April 8


Seas forecast on windfinder at 1.6 feet and 4 seconds and 2 feet at NOAA. That was pretty accurate. Not smooth enough to go fast in our boat, really, but a decent day to be out.

Stayed closer in because we only had a short day available. Rutgers sea temperature info showed higher water temperatures south of St. Helena sound than to the north, so we headed south. Fished mostly between 40 and 50 feet of water, with water temps earlier in the day at 63 rising to close to 65.

Started with trolling Clark spoons using #1 and #2 planer at right around 5 knots speed per GPS. Found some bluefish and one Spanish - first of the season - at Hunting Island. Switched to casting Hopkins spoons and could have filled the boat with bluefish. Thankfully, had checked limits and knew the limit on bluefish was reduced to only 3. Could not seem to find any more Spanish or bonito casting at Hunting Island, so moved to Fripp Island reef.

Same drill at Fripp Island reef but only caught Spanish, zero bluefish. At Fripp, only used #1 planer because of shallower water. Did one LDR on an Atlantic bonito when hand lining in the leader from the planer - operator error.
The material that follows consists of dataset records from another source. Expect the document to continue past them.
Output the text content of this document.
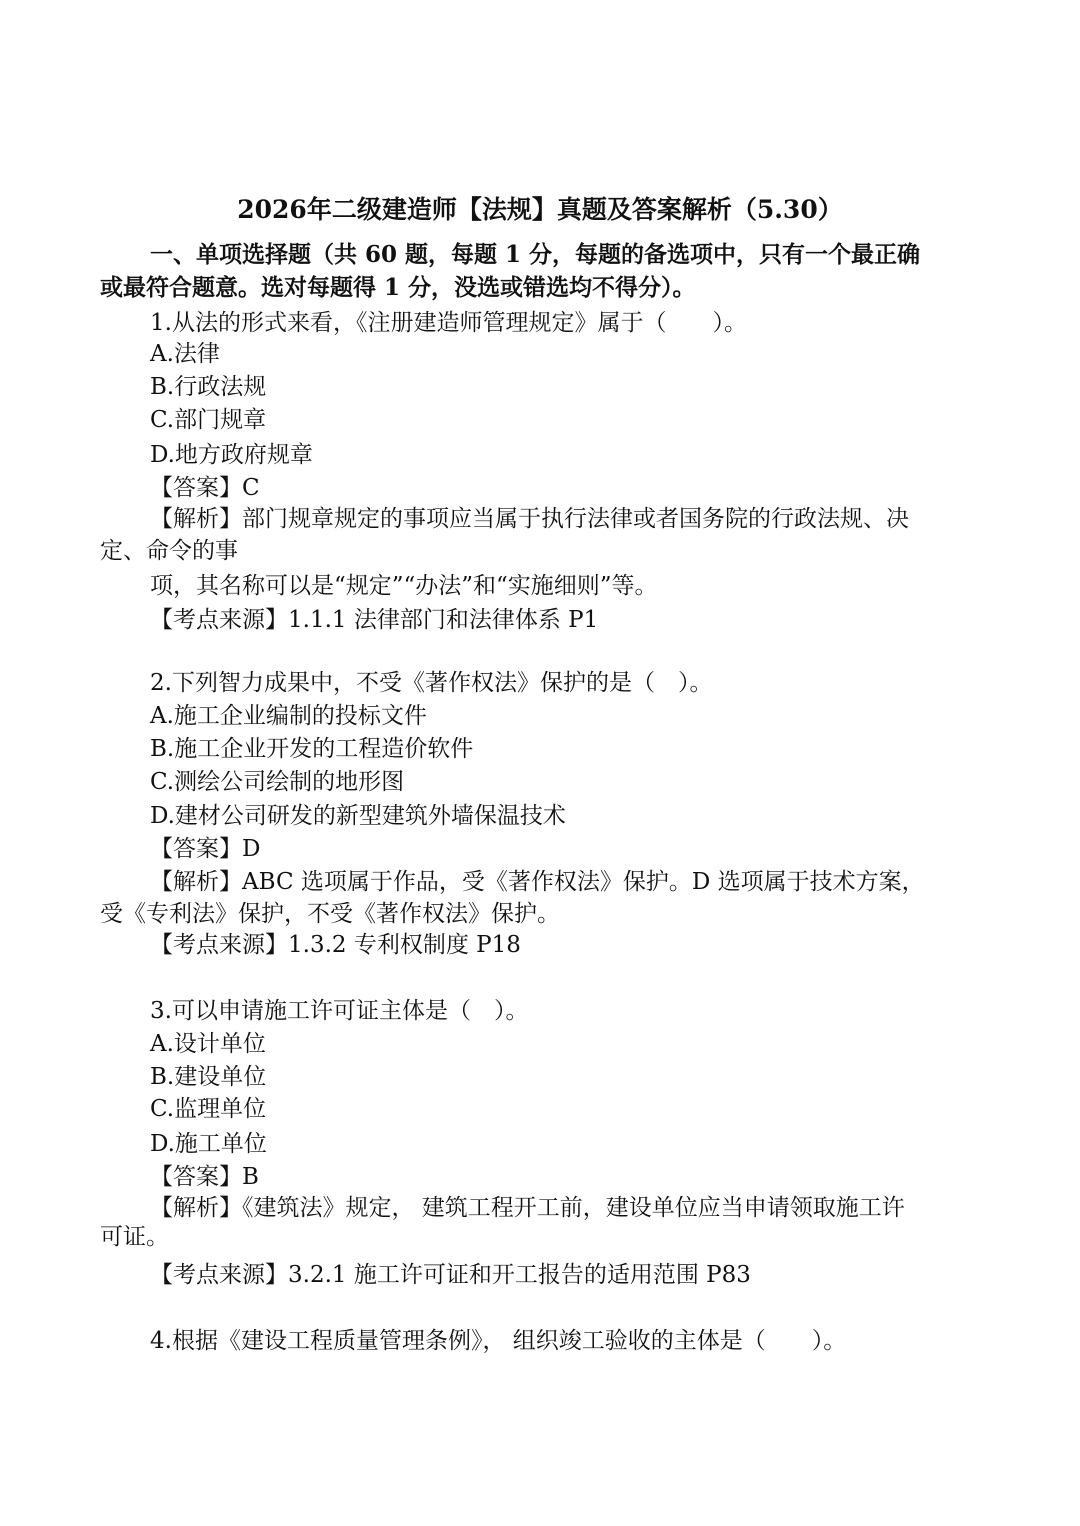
2026年二级建造师【法规】真题及答案解析（5.30）
一、单项选择题（共 60 题，每题 1 分，每题的备选项中，只有一个最正确
或最符合题意。选对每题得 1 分，没选或错选均不得分）。
1.从法的形式来看，《注册建造师管理规定》属于（　　）。
A.法律
B.行政法规
C.部门规章
D.地方政府规章
【答案】C
【解析】部门规章规定的事项应当属于执行法律或者国务院的行政法规、决
定、命令的事
项，其名称可以是“规定”“办法”和“实施细则”等。
【考点来源】1.1.1 法律部门和法律体系 P1
2.下列智力成果中，不受《著作权法》保护的是（　）。
A.施工企业编制的投标文件
B.施工企业开发的工程造价软件
C.测绘公司绘制的地形图
D.建材公司研发的新型建筑外墙保温技术
【答案】D
【解析】ABC 选项属于作品，受《著作权法》保护。D 选项属于技术方案，
受《专利法》保护，不受《著作权法》保护。
【考点来源】1.3.2 专利权制度 P18
3.可以申请施工许可证主体是（　）。
A.设计单位
B.建设单位
C.监理单位
D.施工单位
【答案】B
【解析】《建筑法》规定， 建筑工程开工前，建设单位应当申请领取施工许
可证。
【考点来源】3.2.1 施工许可证和开工报告的适用范围 P83
4.根据《建设工程质量管理条例》， 组织竣工验收的主体是（　　）。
No fish of size but headed home with a few fish dinners. Quite a few went back in the water.

Fish were not everywhere but on just a few pieces of structure. Probably wasted too much time and fuel searching at first before concentrating on the locations holding fish.

Did not catch any little tunny or see any bird activity at all, unlike a few weeks ago.

Unrelated to fishing, saw an ocean sunfish. Picture is not great but a strange, big fish. I have seen them before but not often and not that shallow.
Replies

Good job getting out there, I enjoy your post.Bluefish are good when they’re fresh,we used to gillnet a lot this time of year.
Nice post,I haven't seen any Spanish out of N.Edisto.


You can't catch fish on a dry line
The unidentified fish kind of looks like could be a sunfish('s dorsal fin).